Seun Ibukun-Oni, Abuja

Discussants drawn from the public, private and international development agencies at the virtual mining week yesterday submitted that improving the power infrastructures landscape will jumpstart the mining sector in Nigeria.

The honourable minister of state for power, Goddy Jedi Agba in his opening remarks tagged: “Nigeria’s power infrastructure landscape and its impact on mining” posits that the greatest challenge confronting the power sector in Nigeria is the imbalance between power demand and supply. While the installed capacity is 13MW, the country generates an average of 3.4MW reaching a 5.4MW peak this year. He added that the estimated need is a far cry from the generated mega watt by the gencos.

According to Goddy, closing energy demand is a major goal of Nigeria and the private sector is a key actor to realizing this laudable objective.

He reeled out incentives such as tax breaks, waivers, government to government engagement to surmount bureaucratic bottle necks enjoyed by Siemens as some of the opportunities that investors will benefit from if they come to Nigeria.

“The Mining sector will begin to optimize its potentials as we begin to improve the power sector in Nigeria” he said.

A guest on the panel, Steven Gray from UK Export finance encouraged investors to take advantage of the €50 billion export support for businesses of all sizes through UKEF.

While stating the importance of Nigeria’s market, Steve cited the partnership between NEXIM bank and UKEF which has exposed Nigeria’s mining players to UK finance.

Another panelists, Segun Lawson of Thor Explorations shared his Nigeria’s mining experience from the Segilola gold project in Osun state. Segun highlighted the challenges, opportunities and possibilities in the mining sector. Stating his power problem, “Segilola gold project runs on compressed natural gas (CNG) which is only feasible in the short term, in the long run, we would need a dedicated power line to run profitably” Segun said.

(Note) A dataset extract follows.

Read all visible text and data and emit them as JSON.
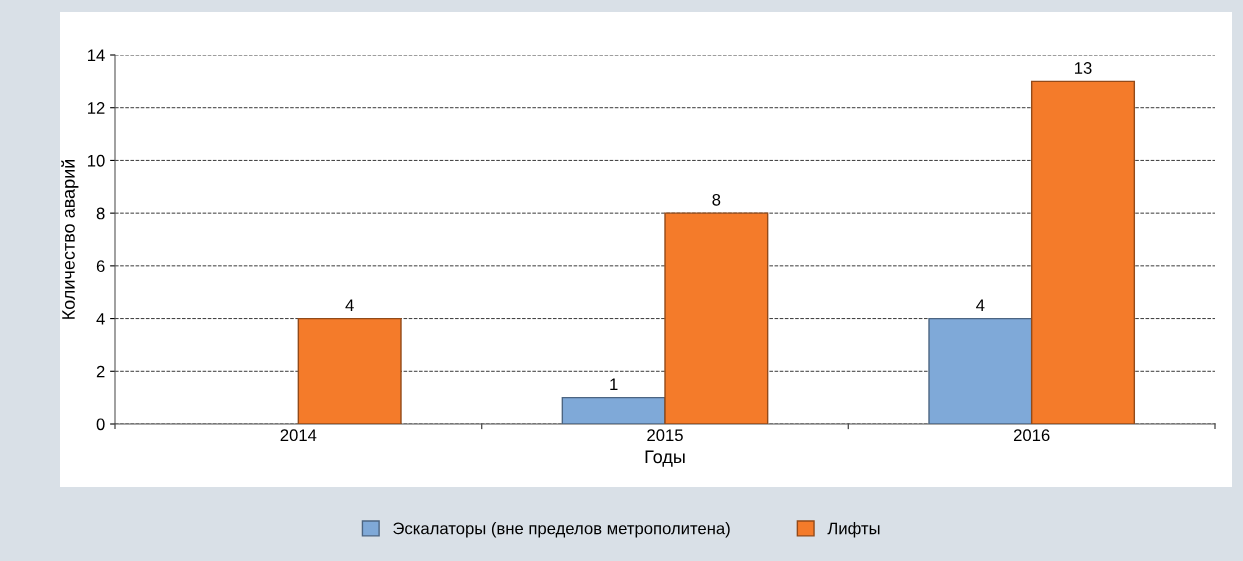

He commended the supportive role of the ministry of mines and steel development and Nigeria’s youthful and vibrant work force as positives for would be investors in the mining space.

Humphrey Oriakhi of PAC Capital Ltd bemoans the snail pace of the power infrastructures since the transition from the public to private owners. He advised investors to explore power purchase agreement with the distribution companies to ramp up the power needs of mining firms.

In the same vein, Aminu Takuma of Nigeria Import Promotion Council, assured investors that the power infrastructure will soon wear a new look in the country due to an ongoing revised incentive initiative by electricity regulatory agencies to liberalize the renewable energy space for private sector participants. He said this initiative will allow investors to explore waste to energy, solar or wind alternatives.

Speaking further, Clement Aghayere of Africa Bridge Capital Ltd challenged government to rise to the occasion by de-risking the identified constraints ranging from political, credit and power infrastructural deficit to make mining the darling of investors in Nigeria.

All the panelists agreed that Nigeria’s mining sector has enormous potentials owing to the untapped rich mineral deposits across the country and concluded mining will be the greatest winner if the various gaps are improved upon.